Dudu Biton, ur. 01.03.1988. Pozycja: napastnik. Wypożyczony do: 30.06.2012. (oraz opcja pierwokupu)

zawodnik o nieco innych boiskowych cechach, niż Genkov - jest on zdecydowanie bardziej ruchliwy, wraca się po piłkę w okolice środka pola, robi miejsce przeciwnikom, rozgrywa piłkę...niestety jak na razie jest bardzo nieskuteczny, z Florą zmarnował z dwie, trzy stuprocentowe sytuację - jednakże zaliczył asystę przy bramce Ilieva.


Junior Diaz ur. 12.09.1983. Pozycja: boczny obrońca, środkowy obrońca, defesywny pomocnik. Wypożyczony do: 30.06.2012.

Czytając Wiślackie fora można dojść do wniosku, że w większości przypadków nie są przekonani co do Diaza na lewej stronie obrony - uważają, że Kostarykanin jest stworzony do gry jako defensywny pomocnik - jeszcze przed jego odejściem do Belgijskiego Fc Brugge z łatwością można było dostrzec, że grając na lewej obronie ten zawodnik jest bardzo chaotyczny, bardzo często zdarzają mu się proste błędy - podaje w nogi przeciwnika, źle przyjmuje piłkę etc. Jak to opisał ładnie jeden z użytkowników TWSD charakterystyczną cechą Diaza jest to, że lubi wybijać piłkę w górę, a potem walczy o nią w pojedynku główkowym. Ceni go się jednak za ambicję - Diaz mimo, że ma spore braki techniczne to nadrabia je walecznością...

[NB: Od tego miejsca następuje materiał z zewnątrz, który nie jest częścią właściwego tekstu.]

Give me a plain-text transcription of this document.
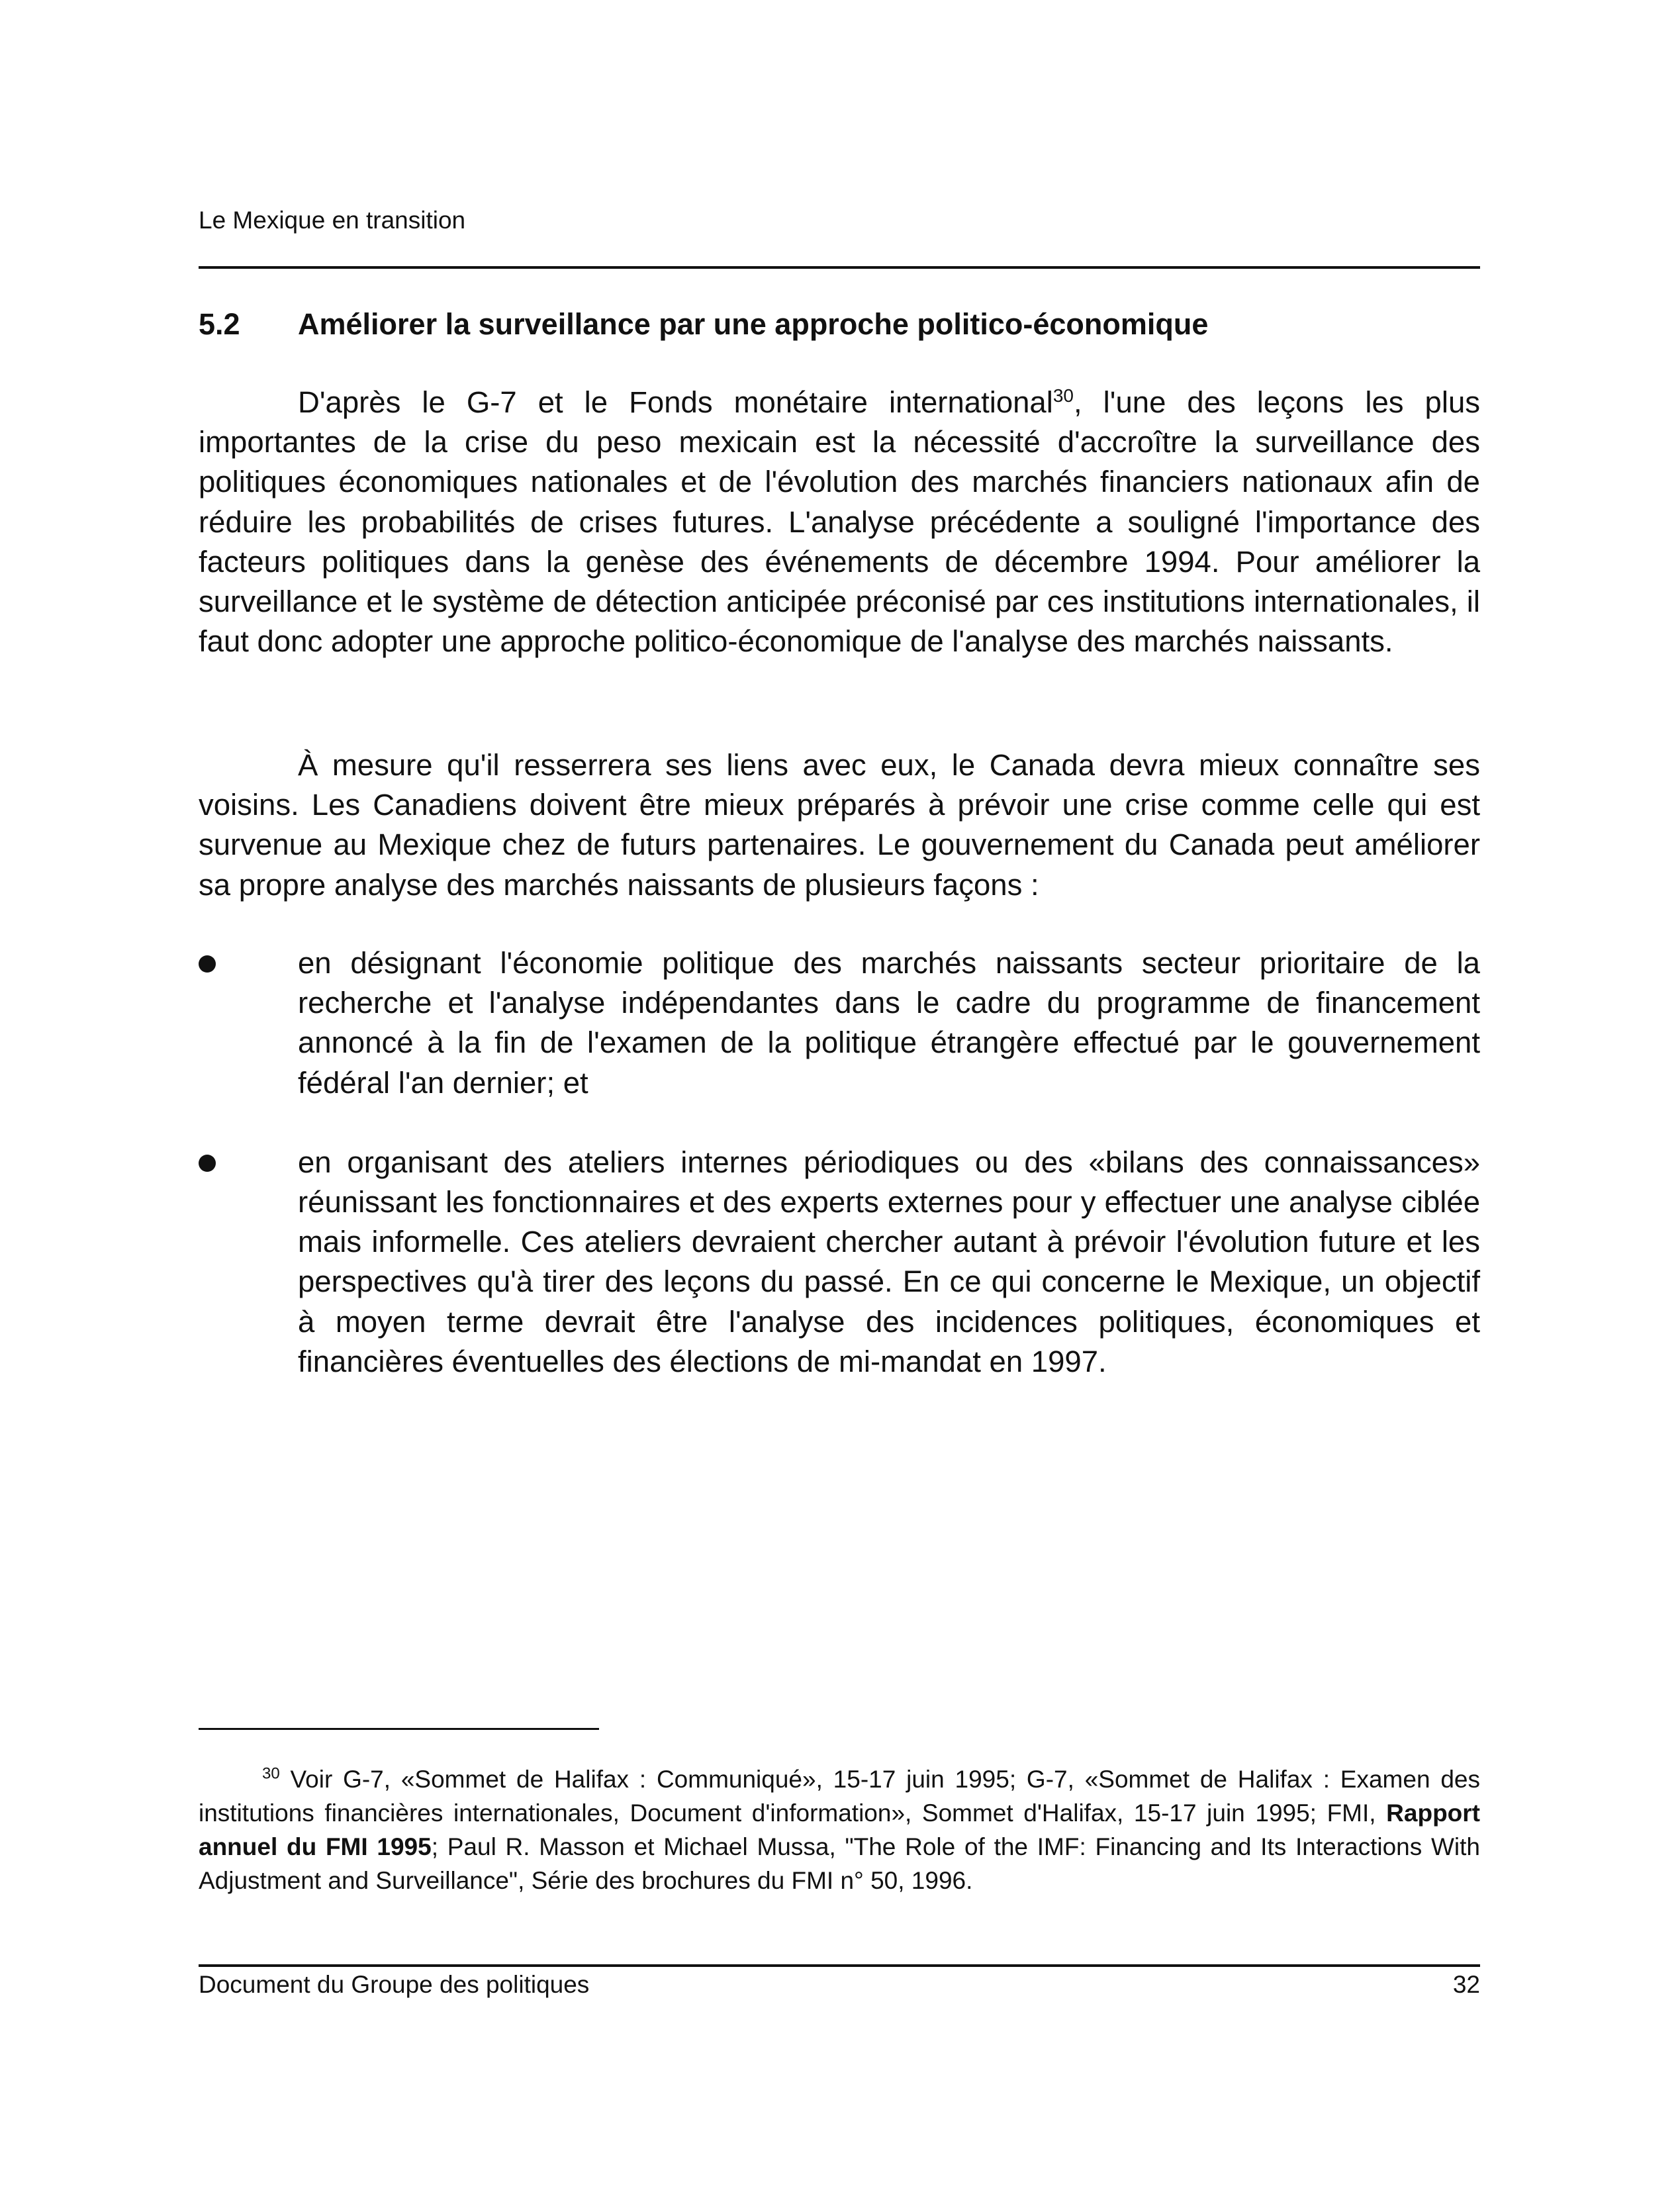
Le Mexique en transition
5.2 Améliorer la surveillance par une approche politico-économique

D'après le G-7 et le Fonds monétaire international$^{30}$, l'une des leçons les plus importantes de la crise du peso mexicain est la nécessité d'accroître la surveillance des politiques économiques nationales et de l'évolution des marchés financiers nationaux afin de réduire les probabilités de crises futures. L'analyse précédente a souligné l'importance des facteurs politiques dans la genèse des événements de décembre 1994. Pour améliorer la surveillance et le système de détection anticipée préconisé par ces institutions internationales, il faut donc adopter une approche politico-économique de l'analyse des marchés naissants.

À mesure qu'il resserrera ses liens avec eux, le Canada devra mieux connaître ses voisins. Les Canadiens doivent être mieux préparés à prévoir une crise comme celle qui est survenue au Mexique chez de futurs partenaires. Le gouvernement du Canada peut améliorer sa propre analyse des marchés naissants de plusieurs façons :

en désignant l'économie politique des marchés naissants secteur prioritaire de la recherche et l'analyse indépendantes dans le cadre du programme de financement annoncé à la fin de l'examen de la politique étrangère effectué par le gouvernement fédéral l'an dernier; et
en organisant des ateliers internes périodiques ou des «bilans des connaissances» réunissant les fonctionnaires et des experts externes pour y effectuer une analyse ciblée mais informelle. Ces ateliers devraient chercher autant à prévoir l'évolution future et les perspectives qu'à tirer des leçons du passé. En ce qui concerne le Mexique, un objectif à moyen terme devrait être l'analyse des incidences politiques, économiques et financières éventuelles des élections de mi-mandat en 1997.

$^{30}$ Voir G-7, «Sommet de Halifax : Communiqué», 15-17 juin 1995; G-7, «Sommet de Halifax : Examen des institutions financières internationales, Document d'information», Sommet d'Halifax, 15-17 juin 1995; FMI, Rapport annuel du FMI 1995; Paul R. Masson et Michael Mussa, "The Role of the IMF: Financing and Its Interactions With Adjustment and Surveillance", Série des brochures du FMI n° 50, 1996.

Document du Groupe des politiques	32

Gervasio Nunez ur. 29.01.1988. Pozycja: skrzydłowy, środkowy pomocnik. Wypożyczony do: 30.06.2012.

Największy znak zapytania spośród wszystkich latem zakontraktowanych piłkarzy. W sparingach zaimponował mi kilkoma zagraniami charakterystycznymi dla środkowego pomocnika. Pokazał, że ma bardzo dobry przegląd pola i dysponuje techniką na wysokim poziomie.

sobota, 9 lipca 2011

Wisła zajmuje 3 miejsce na turnieju w Talinie.

Skróty dwóch spotkań na turnieju rozgrywanym w stolicy Estonii. Biała Gwiazda zakończyła turniej na 3 miejscu przed nią znalazły się Rapid Bukareszt oraz KRC Genk. Honorowe 4 miejsce dla Flory Talin, która przegrała walkę o podium z Wisłą Kraków (zadecydował lepszy bilans bramkowy mistrza polski).